You asked Claude Code to “fix the timezone bug in invoice rendering.” The PR comes back beautifully — well-tested, well-documented, and entirely about cache invalidation in the invoice list. It’s a real bug it found while reading the file. It’s not the bug you asked about. The timezone issue is still there.
Output-vs-prompt divergence almost always happens during plan formation, not during code generation. Claude reads the prompt, the file, related context, then commits to a mental task that drifts from what you wrote. By the time the code lands, the plan is already wrong — and the code reflects the plan faithfully. The fix: force an explicit restate-before-execute step so you catch the divergence at the cheap stage.
Common causes
Ordered by hit rate, highest first.
1. The prompt was ambiguous and Claude picked a plausible interpretation
“Fix the timezone bug” could mean: the rendering bug, the storage bug, the parsing bug, or the comparison bug. Claude saw the first one it ran into and proceeded. You meant a different one.
How to spot it: After the work, look at your original prompt with fresh eyes. If you can identify 2+ valid interpretations, ambiguity was the cause.
2. Claude skimmed a long prompt and missed the key sentence
Long prompts (>200 words) sometimes get summarized into “the main ask” — your secondary constraints or specific framing drop out. Claude works from the summary.
How to spot it: The work matches the first major instruction in your prompt but ignores conditions added later (“but make sure it doesn’t break the email path”).

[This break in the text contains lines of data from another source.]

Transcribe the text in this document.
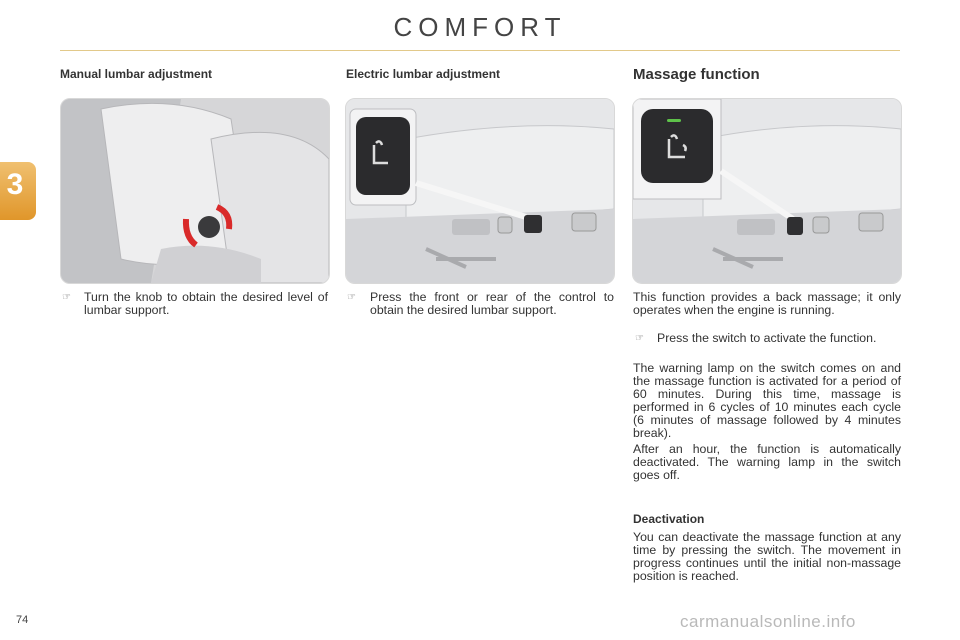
COMFORT
3
Manual lumbar adjustment
☞ Turn the knob to obtain the desired level of lumbar support.
Electric lumbar adjustment
☞ Press the front or rear of the control to obtain the desired lumbar support.
Massage function
This function provides a back massage; it only operates when the engine is running.
☞ Press the switch to activate the function.
The warning lamp on the switch comes on and the massage function is activated for a period of 60 minutes. During this time, massage is performed in 6 cycles of 10 minutes each cycle (6 minutes of massage followed by 4 minutes break).
After an hour, the function is automatically deactivated. The warning lamp in the switch goes off.
Deactivation
You can deactivate the massage function at any time by pressing the switch. The movement in progress continues until the initial non-massage position is reached.
74	carmanualsonline.info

3. CLAUDE.md primed a competing default
Your prompt said “do X.” CLAUDE.md says “we always do Y in this area.” Claude reconciled by doing X-in-the-style-of-Y, which isn’t what you wanted.
How to spot it: Output matches a CLAUDE.md convention you forgot was there, even though your prompt specified differently.

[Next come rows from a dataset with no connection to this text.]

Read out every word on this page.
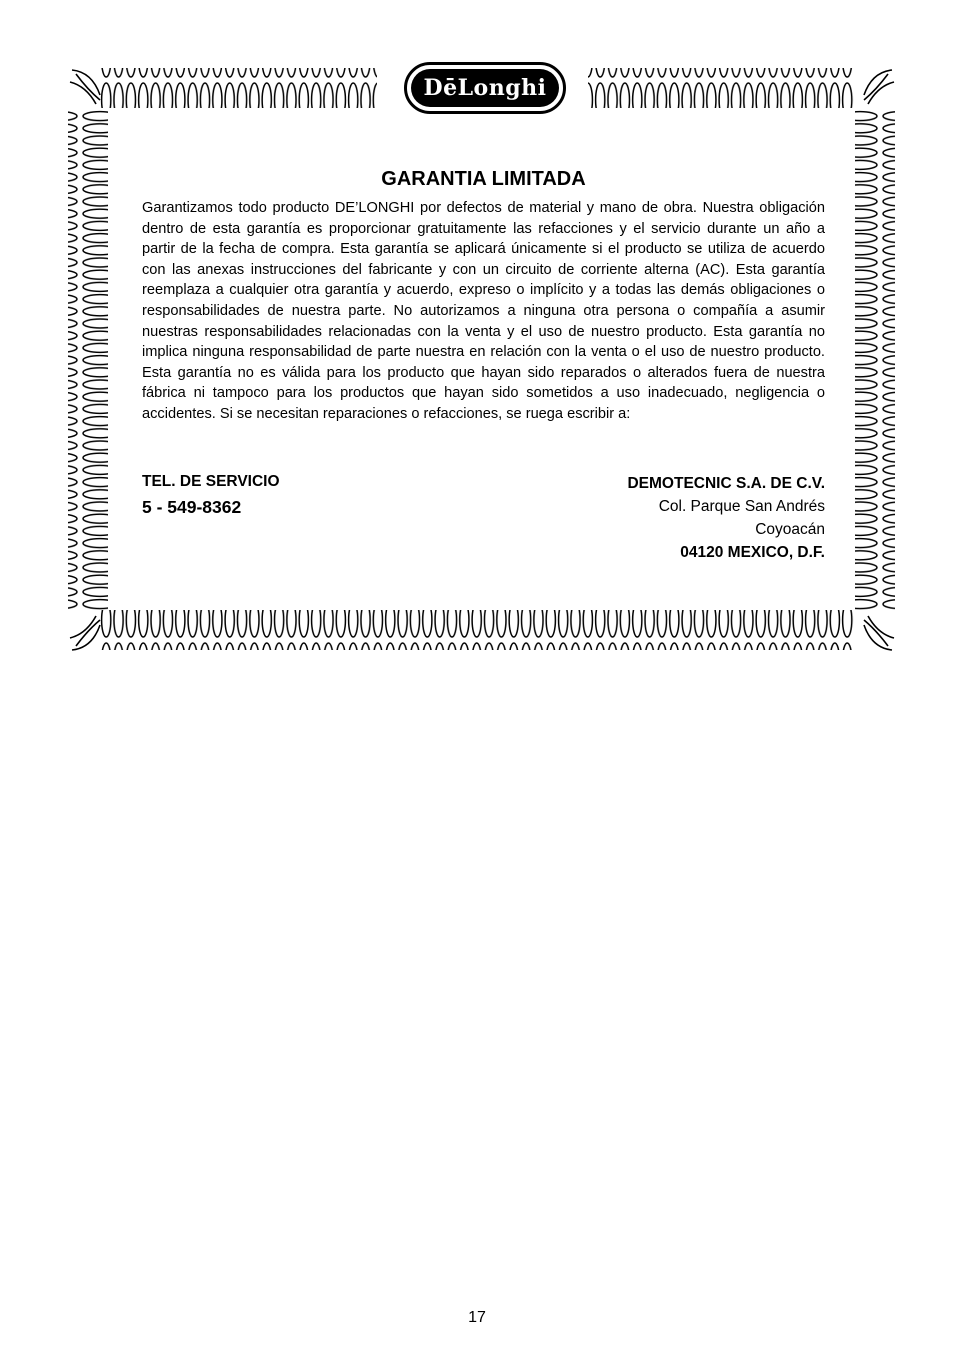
DēLonghi
GARANTIA LIMITADA

Garantizamos todo producto DE’LONGHI por defectos de material y mano de obra. Nuestra obligación dentro de esta garantía es proporcionar gratuitamente las refacciones y el servicio durante un año a partir de la fecha de compra. Esta garantía se aplicará únicamente si el producto se utiliza de acuerdo con las anexas instrucciones del fabricante y con un circuito de corriente alterna (AC). Esta garantía reemplaza a cualquier otra garantía y acuerdo, expreso o implícito y a todas las demás obligaciones o responsabilidades de nuestra parte. No autorizamos a ninguna otra persona o compañía a asumir nuestras responsabilidades relacionadas con la venta y el uso de nuestro producto. Esta garantía no implica ninguna responsabilidad de parte nuestra en relación con la venta o el uso de nuestro producto. Esta garantía no es válida para los producto que hayan sido reparados o alterados fuera de nuestra fábrica ni tampoco para los productos que hayan sido sometidos a uso inadecuado, negligencia o accidentes. Si se necesitan reparaciones o refacciones, se ruega escribir a:

TEL. DE SERVICIO
5 - 549-8362
DEMOTECNIC S.A. DE C.V.
Col. Parque San Andrés
Coyoacán
04120 MEXICO, D.F.
17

4. Claude inferred intent from file context, not the prompt
You said “fix the bug.” Claude read invoice.ts, saw an obvious code smell, decided that was the bug, and “fixed” it. The actual bug was in a different file.
How to spot it: The diff is in a file you didn’t name and didn’t expect to touch.
5. Claude solved a related, easier problem
You asked for the harder fix. Claude saw an easier related issue, fixed that, and called it done. Common when the real fix needs deeper investigation than Claude wanted to do.
How to spot it: The change is small and clean for a problem you were prepared to spend hours on. Suspicious.
6. The prompt described the symptom, Claude addressed a different cause
“Users see wrong timestamps” — could be timezone, formatting, server clock, browser locale, DB column type. Claude picked one cause, fixed it, but the actual cause was another.
How to spot it: Bug is still reproducible after Claude’s “fix.” The reported symptom didn’t pin down which root cause.
Shortest path to fix
Ordered by ROI. Step 1 catches 80% of misalignment at the cheap stage (planning), not the expensive stage (code).
Step 1: Force a restate-before-execute step
Add to every non-trivial prompt:
Before any tool use:
1. Restate the task in 3 bullets:
- What I'm asking you to do (one sentence)
- What success looks like (one observable criterion)
- What is OUT of scope (what you will NOT touch)
2. List 2 alternative interpretations of the prompt you considered and rejected.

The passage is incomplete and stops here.